As the college term drew to a close last spring, Providence College’s most prominent professor, Anthony Esolen, author of hundreds of articles and several books—including what some reviewers consider the best translation of Dante’s Divine Comedy—packed up and got ready to leave the school, where he had taught since 1990. He would renounce his tenure, give up his well-earned sabbatical, and accept a teaching position at St. Thomas More College of Liberal Arts in Merrimack, New Hampshire, one of the smallest colleges in the country.

Esolen’s choice to leave one Catholic school for another had nothing to do with desire for greater status or a higher salary. He wasn’t swayed by the offer of an endowed chair or a lighter teaching load. Rather, Esolen was attracted to the curriculum at Thomas More—the commitment to a classical Catholic education that values the theology of Thomas Aquinas more than diversity studies. He was drawn to Thomas More, he told a National Catholic Register reporter, because “students are meant to be surrounded by beauty and sanity,” and he admired how “the education at Thomas More focuses on the whole human being.” He was leaving Providence because he wanted to be “part of delivering a curriculum that was based on the Truth.” He would try to bring to students at his new school what he had always sought to give Providence undergraduates: “a love for art and poetry and the best of human wisdom and the trust that such things can bring us into the precinct of the divine.”

Esolen’s departure from Providence—a highly regarded Catholic college, administered by the Dominican friars and, until fairly recently, a bastion of traditionalism—represents only the most recent episode of a phenomenon that has been under way for decades: the abandonment by Catholic colleges and universities of their religious identities. It’s a development with ramifications not only for Catholicism but also for higher education, because it was the Catholic tradition that created the idea of the Western university, based on devotion to the good, the true, and the beautiful—and in reason’s capacity to help us discover all three. America’s first Catholic university, Georgetown, founded in 1789, was patterned on the sixteenth-century Jesuit plan of study, Ratio Studiorum, with the goal of cultivating the moral virtues—helping students gain an appreciation for faith and reason in the pursuit of truth.

Nowadays, however, rather than embracing the good, the true, and the beautiful, Catholic universities have adopted the same curricular fads as their secular peers, hosting departments of gender studies, black studies, ethnic studies, and gay and lesbian studies. Campus leaders claim that Catholic universities’ “commitment to social justice” differentiates them from non-parochial colleges, but they neglect to mention that they have defined the term “social justice” so broadly that campuses now welcome chapters of the pro-abortion Law Students for Reproductive Justice. Sandra Fluke, the Georgetown law student who became a celebrity in promoting the Affordable Care Act’s contraceptive mandate, was president of Georgetown’s LSRJ chapter.
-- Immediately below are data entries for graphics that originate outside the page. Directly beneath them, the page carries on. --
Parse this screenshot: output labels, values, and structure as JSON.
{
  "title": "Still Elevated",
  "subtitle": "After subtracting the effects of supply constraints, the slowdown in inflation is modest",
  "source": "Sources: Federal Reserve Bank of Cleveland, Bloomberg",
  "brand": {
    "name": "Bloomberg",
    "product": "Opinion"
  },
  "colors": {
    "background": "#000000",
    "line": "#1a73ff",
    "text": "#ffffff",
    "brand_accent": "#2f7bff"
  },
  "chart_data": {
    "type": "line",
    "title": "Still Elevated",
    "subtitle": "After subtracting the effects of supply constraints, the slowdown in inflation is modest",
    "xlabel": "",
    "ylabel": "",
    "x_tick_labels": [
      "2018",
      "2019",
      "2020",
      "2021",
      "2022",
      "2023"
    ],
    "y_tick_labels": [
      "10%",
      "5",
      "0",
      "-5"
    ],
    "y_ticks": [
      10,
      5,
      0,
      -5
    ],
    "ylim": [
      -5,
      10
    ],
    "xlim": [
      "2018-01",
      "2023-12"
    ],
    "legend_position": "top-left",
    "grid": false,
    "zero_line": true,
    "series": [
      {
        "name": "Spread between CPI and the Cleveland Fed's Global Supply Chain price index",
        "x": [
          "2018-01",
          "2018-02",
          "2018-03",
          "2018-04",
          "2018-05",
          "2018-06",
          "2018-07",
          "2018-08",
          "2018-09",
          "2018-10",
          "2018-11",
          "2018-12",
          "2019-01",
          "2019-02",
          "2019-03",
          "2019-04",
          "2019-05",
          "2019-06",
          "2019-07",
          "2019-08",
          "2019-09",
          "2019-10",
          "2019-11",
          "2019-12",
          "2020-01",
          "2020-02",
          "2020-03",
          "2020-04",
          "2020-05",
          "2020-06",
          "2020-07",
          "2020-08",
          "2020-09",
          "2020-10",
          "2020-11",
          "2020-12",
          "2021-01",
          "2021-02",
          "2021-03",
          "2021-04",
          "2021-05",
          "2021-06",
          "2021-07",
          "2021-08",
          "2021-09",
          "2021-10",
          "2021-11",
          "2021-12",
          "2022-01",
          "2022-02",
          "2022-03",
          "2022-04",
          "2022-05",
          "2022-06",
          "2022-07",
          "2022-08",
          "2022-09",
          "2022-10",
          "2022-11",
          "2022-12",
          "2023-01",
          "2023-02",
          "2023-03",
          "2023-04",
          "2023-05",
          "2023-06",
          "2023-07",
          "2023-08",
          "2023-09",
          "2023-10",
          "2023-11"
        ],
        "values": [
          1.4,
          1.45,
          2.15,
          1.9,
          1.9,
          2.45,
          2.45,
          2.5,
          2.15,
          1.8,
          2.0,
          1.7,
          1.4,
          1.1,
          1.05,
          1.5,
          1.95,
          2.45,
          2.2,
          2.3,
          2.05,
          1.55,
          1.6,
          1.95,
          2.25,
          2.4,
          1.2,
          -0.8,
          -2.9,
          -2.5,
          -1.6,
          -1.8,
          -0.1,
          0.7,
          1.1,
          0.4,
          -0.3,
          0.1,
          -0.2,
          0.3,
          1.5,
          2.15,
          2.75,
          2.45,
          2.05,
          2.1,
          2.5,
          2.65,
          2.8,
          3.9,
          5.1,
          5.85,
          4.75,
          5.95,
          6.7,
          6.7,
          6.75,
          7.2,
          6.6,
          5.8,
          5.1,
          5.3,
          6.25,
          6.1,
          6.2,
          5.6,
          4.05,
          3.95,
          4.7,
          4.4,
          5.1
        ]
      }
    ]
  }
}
Concerned about the loss of religious identity on Catholic campuses, Pope John Paul II released Ex Corde Ecclesiae in 1990, identifying the centrality of Catholic higher education to the Church. Literally translated as “from the heart of the Church,” Ex Corde attempted to address the slide toward secularism by calling for Catholic colleges to be accountable to the local presiding bishop. A key component of the papal document was a controversial requirement that all theologians obtain a mandatum, or certificate, from the local bishop attesting that their teaching was consistent with official Church doctrine. More than two decades later, most of the nation’s Catholic colleges and universities resist Ex Corde, with faculty and administrators seeing it as a threat to academic freedom and independent governance. After the document was released, Notre Dame’s faculty senate voted unanimously to ignore it. In the Jesuit publication America, Notre Dame’s then-president, Reverend Edward Malloy, and Reverend Donald Monan, chancellor of Boston College, warned of “havoc” if Ex Corde were implemented—calling it “positively dangerous” to Catholic institutions. Today, the contentious battles that once surrounded the papal document have ended, as most Catholic college presidents refuse to be governed by it, and deferential bishops have been reluctant to enforce it. Even Notre Dame professor of law Gerry Bradley, a longtime proponent of Ex Corde implementation, has pronounced the papal document “dead.”

Meantime, professors who support Catholic teachings have come under siege on their own campuses, usually with little support from their academic administrations. Esolen’s case was typical. His willingness to criticize identity politics at Providence made him the target of campus progressives, who wanted to move the curriculum away from a focus on Western civilization to an emphasis on race, class, gender, and sexual orientation. But the progressives’ goals are broader than that, Esolen believes. “The dirty not-so-secret,” he said before he left the school, “is that the same people who for many years have loathed our Development of Western Civilization program—the focus of curricular hostility—also despise the Catholic Church and wish to render the Catholic identity of the college merely nominal.”